The report suggests that hurried rebuilding efforts may be worsening stress on reef ecosystems.
“Many of the replacement boats, motors and general fishing equipment use different technology, often leading to inappropriate use and increasing fishing effort,” reads the report.
“There is a major need to sit back and assess what was successful during the whole rehabilitation process and what needs improvement, what lessons can be taken from this experience and what still needs to be put into place before the next coastal disaster,” Wilkinson added.
Further degradation of coral reefs puts the livelihood of local people at risk. A report from the United Nations Environment Programme (UNEP) published in January found that the value of coral reefs is between US$100,000 to US$600,000 per square kilometer a year while the cost of protecting them, through the management costs of a marine protected area, is just US$775 per square kilometer annually.

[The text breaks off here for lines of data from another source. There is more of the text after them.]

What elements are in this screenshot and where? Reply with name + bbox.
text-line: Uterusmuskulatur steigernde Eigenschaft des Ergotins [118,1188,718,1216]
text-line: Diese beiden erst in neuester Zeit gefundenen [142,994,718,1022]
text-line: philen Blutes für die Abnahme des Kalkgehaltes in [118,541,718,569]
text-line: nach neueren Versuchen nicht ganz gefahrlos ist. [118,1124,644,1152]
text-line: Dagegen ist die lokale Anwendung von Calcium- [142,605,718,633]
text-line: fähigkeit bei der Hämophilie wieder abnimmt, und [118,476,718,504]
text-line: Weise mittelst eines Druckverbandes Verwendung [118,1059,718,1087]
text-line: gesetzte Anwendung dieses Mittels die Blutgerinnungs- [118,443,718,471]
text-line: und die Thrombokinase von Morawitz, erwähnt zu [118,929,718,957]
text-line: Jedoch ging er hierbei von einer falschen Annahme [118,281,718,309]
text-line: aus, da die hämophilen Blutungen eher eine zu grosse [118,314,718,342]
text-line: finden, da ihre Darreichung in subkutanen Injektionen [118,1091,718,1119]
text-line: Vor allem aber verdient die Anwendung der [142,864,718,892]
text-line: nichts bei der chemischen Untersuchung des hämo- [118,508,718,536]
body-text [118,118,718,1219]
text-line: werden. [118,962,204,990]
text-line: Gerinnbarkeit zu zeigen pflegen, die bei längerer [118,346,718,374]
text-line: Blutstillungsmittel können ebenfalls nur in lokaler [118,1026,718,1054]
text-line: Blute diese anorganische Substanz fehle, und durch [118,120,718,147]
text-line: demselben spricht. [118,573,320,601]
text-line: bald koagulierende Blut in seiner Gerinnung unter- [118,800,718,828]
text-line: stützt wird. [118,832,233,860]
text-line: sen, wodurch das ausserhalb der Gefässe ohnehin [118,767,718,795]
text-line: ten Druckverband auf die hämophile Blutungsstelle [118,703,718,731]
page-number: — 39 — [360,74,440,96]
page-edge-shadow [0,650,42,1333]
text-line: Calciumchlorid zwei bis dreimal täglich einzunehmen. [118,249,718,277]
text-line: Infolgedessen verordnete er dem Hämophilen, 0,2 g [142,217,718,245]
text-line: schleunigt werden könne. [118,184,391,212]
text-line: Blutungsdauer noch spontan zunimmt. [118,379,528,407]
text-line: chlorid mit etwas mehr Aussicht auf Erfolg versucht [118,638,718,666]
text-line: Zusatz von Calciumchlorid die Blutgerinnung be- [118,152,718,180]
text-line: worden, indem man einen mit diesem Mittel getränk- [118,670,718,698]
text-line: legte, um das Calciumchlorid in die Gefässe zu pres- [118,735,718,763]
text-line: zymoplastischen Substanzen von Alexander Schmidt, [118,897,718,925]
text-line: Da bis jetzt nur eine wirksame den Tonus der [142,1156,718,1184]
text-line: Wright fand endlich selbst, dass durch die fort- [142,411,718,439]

The UNEP study found coral reefs
- help mitigate beach erosion—a typical coral reef can absorb up to 90 percent of the energy of wind-generated waves thus protecting coastal areas from damage;
- serve important functions for local fisheries—reef fisheries are worth between $15,000 and $150,000 per square kilometer a year; and
- have high recreation value for tourism—in parts of Indonesia and the Caribbean where tourism is the main use, reefs are estimated to be worth US$1 million per square kilometer, based on the cost of maintaining sandy beaches and the value of attracting snorkelers and scuba divers.
Coral reefs and, to a greater extent mangrove forests, also helped mitigate damage during the tsunami disaster by absorbing some of the waves’ energy and providing some protection to shoreline areas. The report argues that both ecosystems should be a focus of ongoing rehabilitation efforts in the Indian Ocean region.